Батюшка постоял немного, раздумывая.
– Ты скажи-ка, пусть лучше мать сама придёт. Я прямо сам ей и смажу. А наливать… к чему же?
Но Димка отчаянно замотал головой. Гм… Что ты головой мотаешь?
– Да вы, батюшка, наливайте, – поспешно заговорил
Димка, – а то мамка наказывала: «Как если не будет давать, бери, Димка, сало и тащи назад».
– А ты скажи ей: «Дарствующий да не печется о даре своём, ибо будет пред лицом всевышнего дар сей всуе».
Запомнишь?
– Запомню!… А вы всё-таки наливайте, батюшка.
Отец Перламутрий надел на босу ногу туфли причём
Димка подивился их необычайным размерам – и, прихватив сало, ушёл с пузырьком в другую комнату.
– На вот, – проговорил он, выходя. – Только от доброты своей… – И спросил, подумав: – А у вас куры несутся, хлопец?
– От доброты! – разозлился Димка. – Меньше половины… – И на повторный вопрос, выходя из двери, ответил серьёзно: – У нас, батюшка, кур нету, одни петухи только.
… Между тем о красных не было слуху, и мальчуганам приходилось быть начеку.
И всё же часто они пробирались к сараям и подолгу проводили время возле незнакомца.
Он охотно болтал с ними, рассказывал и шутил даже.
Только иногда, особенно когда заходила речь о фронтах, глубокая складка залегала возле бровей, он замолкал и долго думал о чём-то.
– Ну что, мальчуганы, не слыхать, как там?
«Там» – это на фронте. Но слухи в деревне ходили смутные, разноречивые.
И хмурился и нервничал тогда незнакомец. И видно было, что больше, чем ежеминутная опасность, больше, чем страх за свою участь, тяготили его незнание, бездействие и неопределённость.
Привязались к нему оба мальчугана. Особенно Димка.
Как-то раз, оставив дома плачущую мать, пришёл он к сараям печальный, мрачный.
– Головень бьёт… – пояснил он. – Из-за меня мамку гонит, Топа тоже… Уехать бы к батьке в Питер… Но никак.
– Почему никак?
– Не проедешь: пропуски разные. Да билеты, где их выхлопочешь? А без них нельзя.
Подумал незнакомец и сказал:
– Если бы были красные, я бы тебе достал пропуск, Димка.
– Ты?! – удивился тот. И после некоторого колебания спросил то, что давно его занимало: – А ты кто? Я знаю: ты пулемётный начальник, потому тот раз возле тебя солдат был с «льюисом».
Засмеялся незнакомец и кивнул головой так, что можно было понять – и да и нет.

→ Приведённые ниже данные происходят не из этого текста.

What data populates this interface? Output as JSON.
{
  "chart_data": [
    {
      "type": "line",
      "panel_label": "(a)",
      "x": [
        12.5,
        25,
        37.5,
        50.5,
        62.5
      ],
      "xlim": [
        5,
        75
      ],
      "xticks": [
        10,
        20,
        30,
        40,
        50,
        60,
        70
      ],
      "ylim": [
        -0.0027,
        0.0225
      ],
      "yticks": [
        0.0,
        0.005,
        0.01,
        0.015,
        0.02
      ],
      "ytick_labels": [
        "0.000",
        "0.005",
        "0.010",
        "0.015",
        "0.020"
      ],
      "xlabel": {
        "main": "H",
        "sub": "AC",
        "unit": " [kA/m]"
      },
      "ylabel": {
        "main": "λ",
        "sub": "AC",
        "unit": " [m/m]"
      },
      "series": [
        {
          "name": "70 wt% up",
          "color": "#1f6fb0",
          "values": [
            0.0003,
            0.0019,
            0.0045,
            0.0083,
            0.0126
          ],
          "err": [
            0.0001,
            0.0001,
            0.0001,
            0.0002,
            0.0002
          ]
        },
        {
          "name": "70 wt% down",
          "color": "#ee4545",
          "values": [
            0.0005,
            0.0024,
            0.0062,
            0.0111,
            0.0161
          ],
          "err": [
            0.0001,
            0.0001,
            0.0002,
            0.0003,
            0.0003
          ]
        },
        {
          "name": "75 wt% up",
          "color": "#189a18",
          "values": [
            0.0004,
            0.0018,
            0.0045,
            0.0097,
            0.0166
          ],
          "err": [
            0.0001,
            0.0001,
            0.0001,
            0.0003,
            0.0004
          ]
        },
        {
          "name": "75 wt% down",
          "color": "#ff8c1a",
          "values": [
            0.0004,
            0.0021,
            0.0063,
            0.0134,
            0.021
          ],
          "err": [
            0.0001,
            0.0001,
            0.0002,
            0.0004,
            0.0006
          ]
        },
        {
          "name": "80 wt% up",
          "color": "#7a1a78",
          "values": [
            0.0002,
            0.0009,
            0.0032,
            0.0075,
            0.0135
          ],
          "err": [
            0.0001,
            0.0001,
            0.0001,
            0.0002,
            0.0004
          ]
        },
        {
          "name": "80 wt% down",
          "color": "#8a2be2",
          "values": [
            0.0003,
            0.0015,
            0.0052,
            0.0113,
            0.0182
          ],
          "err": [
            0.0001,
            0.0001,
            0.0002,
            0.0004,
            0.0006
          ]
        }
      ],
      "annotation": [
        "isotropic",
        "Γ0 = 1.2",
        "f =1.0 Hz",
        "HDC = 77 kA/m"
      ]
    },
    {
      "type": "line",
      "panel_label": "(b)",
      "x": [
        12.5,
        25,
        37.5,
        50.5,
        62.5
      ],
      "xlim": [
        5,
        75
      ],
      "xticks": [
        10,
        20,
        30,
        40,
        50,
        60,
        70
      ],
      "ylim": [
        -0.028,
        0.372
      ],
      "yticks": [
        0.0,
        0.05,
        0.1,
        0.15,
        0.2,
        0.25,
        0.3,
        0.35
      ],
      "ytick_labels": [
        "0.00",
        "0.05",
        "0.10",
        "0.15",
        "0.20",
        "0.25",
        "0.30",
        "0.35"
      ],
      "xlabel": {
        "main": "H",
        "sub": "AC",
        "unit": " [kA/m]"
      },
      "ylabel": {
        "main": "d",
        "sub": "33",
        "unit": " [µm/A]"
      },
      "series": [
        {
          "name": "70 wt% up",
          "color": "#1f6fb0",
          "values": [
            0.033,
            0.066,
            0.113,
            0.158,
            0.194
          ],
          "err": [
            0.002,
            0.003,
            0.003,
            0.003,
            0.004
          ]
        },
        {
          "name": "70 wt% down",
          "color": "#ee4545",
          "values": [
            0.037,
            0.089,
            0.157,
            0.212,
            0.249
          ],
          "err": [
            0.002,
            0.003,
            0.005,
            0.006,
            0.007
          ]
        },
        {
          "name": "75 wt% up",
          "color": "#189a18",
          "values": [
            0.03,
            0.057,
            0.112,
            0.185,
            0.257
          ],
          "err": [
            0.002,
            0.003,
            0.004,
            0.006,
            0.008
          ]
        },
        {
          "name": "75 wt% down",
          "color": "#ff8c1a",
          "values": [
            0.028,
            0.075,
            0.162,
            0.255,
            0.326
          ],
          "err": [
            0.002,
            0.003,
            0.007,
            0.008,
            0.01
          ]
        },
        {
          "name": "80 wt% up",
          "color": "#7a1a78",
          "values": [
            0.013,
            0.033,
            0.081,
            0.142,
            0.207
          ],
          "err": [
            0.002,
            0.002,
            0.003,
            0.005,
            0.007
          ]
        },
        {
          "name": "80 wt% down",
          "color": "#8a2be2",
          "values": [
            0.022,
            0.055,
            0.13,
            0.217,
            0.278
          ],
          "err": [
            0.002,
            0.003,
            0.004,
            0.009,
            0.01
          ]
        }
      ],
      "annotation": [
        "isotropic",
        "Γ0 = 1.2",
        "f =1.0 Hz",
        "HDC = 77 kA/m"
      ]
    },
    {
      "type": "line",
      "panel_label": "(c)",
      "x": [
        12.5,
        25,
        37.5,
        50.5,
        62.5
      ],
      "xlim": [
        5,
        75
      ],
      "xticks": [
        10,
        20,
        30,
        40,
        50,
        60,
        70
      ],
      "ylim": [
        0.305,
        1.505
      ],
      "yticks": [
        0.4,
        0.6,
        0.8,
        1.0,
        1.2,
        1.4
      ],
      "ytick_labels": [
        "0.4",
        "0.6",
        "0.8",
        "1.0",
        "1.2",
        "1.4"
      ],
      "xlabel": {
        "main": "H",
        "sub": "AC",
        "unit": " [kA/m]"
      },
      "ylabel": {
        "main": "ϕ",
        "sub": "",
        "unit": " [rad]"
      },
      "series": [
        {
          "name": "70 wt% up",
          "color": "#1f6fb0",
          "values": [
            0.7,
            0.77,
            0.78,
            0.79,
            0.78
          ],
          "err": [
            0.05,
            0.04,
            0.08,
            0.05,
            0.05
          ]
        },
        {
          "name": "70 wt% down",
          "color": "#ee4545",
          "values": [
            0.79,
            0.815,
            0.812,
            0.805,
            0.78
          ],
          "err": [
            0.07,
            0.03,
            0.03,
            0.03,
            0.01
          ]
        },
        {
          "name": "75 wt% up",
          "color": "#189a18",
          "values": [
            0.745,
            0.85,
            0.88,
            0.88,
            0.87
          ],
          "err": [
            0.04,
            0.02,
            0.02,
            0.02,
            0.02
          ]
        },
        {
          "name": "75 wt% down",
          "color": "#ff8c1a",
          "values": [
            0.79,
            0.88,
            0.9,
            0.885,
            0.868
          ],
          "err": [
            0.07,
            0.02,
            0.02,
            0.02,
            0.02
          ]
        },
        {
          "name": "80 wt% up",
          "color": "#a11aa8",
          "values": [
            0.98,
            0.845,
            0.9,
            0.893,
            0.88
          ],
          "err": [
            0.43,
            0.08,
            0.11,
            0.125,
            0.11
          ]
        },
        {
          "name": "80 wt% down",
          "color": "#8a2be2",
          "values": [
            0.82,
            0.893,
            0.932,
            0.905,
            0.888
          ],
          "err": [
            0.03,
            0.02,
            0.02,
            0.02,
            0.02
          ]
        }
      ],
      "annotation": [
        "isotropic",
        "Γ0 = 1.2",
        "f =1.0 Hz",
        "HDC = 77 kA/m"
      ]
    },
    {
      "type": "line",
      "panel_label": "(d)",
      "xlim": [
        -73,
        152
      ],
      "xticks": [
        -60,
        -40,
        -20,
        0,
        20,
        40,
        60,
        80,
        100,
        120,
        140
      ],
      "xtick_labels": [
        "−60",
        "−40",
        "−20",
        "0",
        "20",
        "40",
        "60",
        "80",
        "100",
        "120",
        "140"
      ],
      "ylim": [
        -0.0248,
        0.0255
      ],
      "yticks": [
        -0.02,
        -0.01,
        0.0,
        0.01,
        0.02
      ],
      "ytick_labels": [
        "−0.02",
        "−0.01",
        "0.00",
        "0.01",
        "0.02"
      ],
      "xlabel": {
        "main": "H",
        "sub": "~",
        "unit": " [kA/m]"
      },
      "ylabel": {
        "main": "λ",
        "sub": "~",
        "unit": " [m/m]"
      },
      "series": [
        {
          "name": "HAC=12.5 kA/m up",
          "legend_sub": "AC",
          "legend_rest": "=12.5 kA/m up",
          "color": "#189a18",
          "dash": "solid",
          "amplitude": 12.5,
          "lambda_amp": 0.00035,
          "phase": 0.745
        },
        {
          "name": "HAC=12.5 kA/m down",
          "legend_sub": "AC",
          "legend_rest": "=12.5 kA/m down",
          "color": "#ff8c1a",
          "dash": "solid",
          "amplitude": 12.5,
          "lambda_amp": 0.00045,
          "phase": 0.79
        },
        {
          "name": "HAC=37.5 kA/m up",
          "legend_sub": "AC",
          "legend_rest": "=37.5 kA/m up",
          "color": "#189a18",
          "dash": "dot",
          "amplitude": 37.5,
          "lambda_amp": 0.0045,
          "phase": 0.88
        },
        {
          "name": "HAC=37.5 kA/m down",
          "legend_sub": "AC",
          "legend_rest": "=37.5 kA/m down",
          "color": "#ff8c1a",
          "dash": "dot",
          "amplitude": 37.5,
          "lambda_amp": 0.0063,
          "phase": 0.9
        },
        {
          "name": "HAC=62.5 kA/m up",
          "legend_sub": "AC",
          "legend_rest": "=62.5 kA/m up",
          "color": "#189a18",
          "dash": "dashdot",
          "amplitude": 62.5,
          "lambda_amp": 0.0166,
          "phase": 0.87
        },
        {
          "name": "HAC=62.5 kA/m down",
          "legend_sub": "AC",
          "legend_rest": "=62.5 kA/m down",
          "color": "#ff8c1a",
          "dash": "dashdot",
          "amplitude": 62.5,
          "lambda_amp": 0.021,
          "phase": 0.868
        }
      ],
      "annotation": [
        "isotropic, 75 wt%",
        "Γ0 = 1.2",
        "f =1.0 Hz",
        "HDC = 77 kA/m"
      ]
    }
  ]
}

И с тех пор Димка ещё больше захотел, чтобы скорее пришли красные.
А неприятностей у него набиралось всё больше и больше. Безжалостный Топ уже пятый раз требовал по гвоздю и, несмотря на то что получал их, всё-таки проболтался матери. Затем в кармане штанов мать разыскала остатки махорки, которую Димка таскал для раненого. Но самое худшее надвинулось только сегодня. По случаю праздника за доброхотными даяниями завернул в хату отец
Перламутрий. Между разговорами он вставил, обращаясь к матери:– А сало всё-таки старое, так ты бы с десяточек яиц за лекарство дополнительно…
– За какое ещё лекарство?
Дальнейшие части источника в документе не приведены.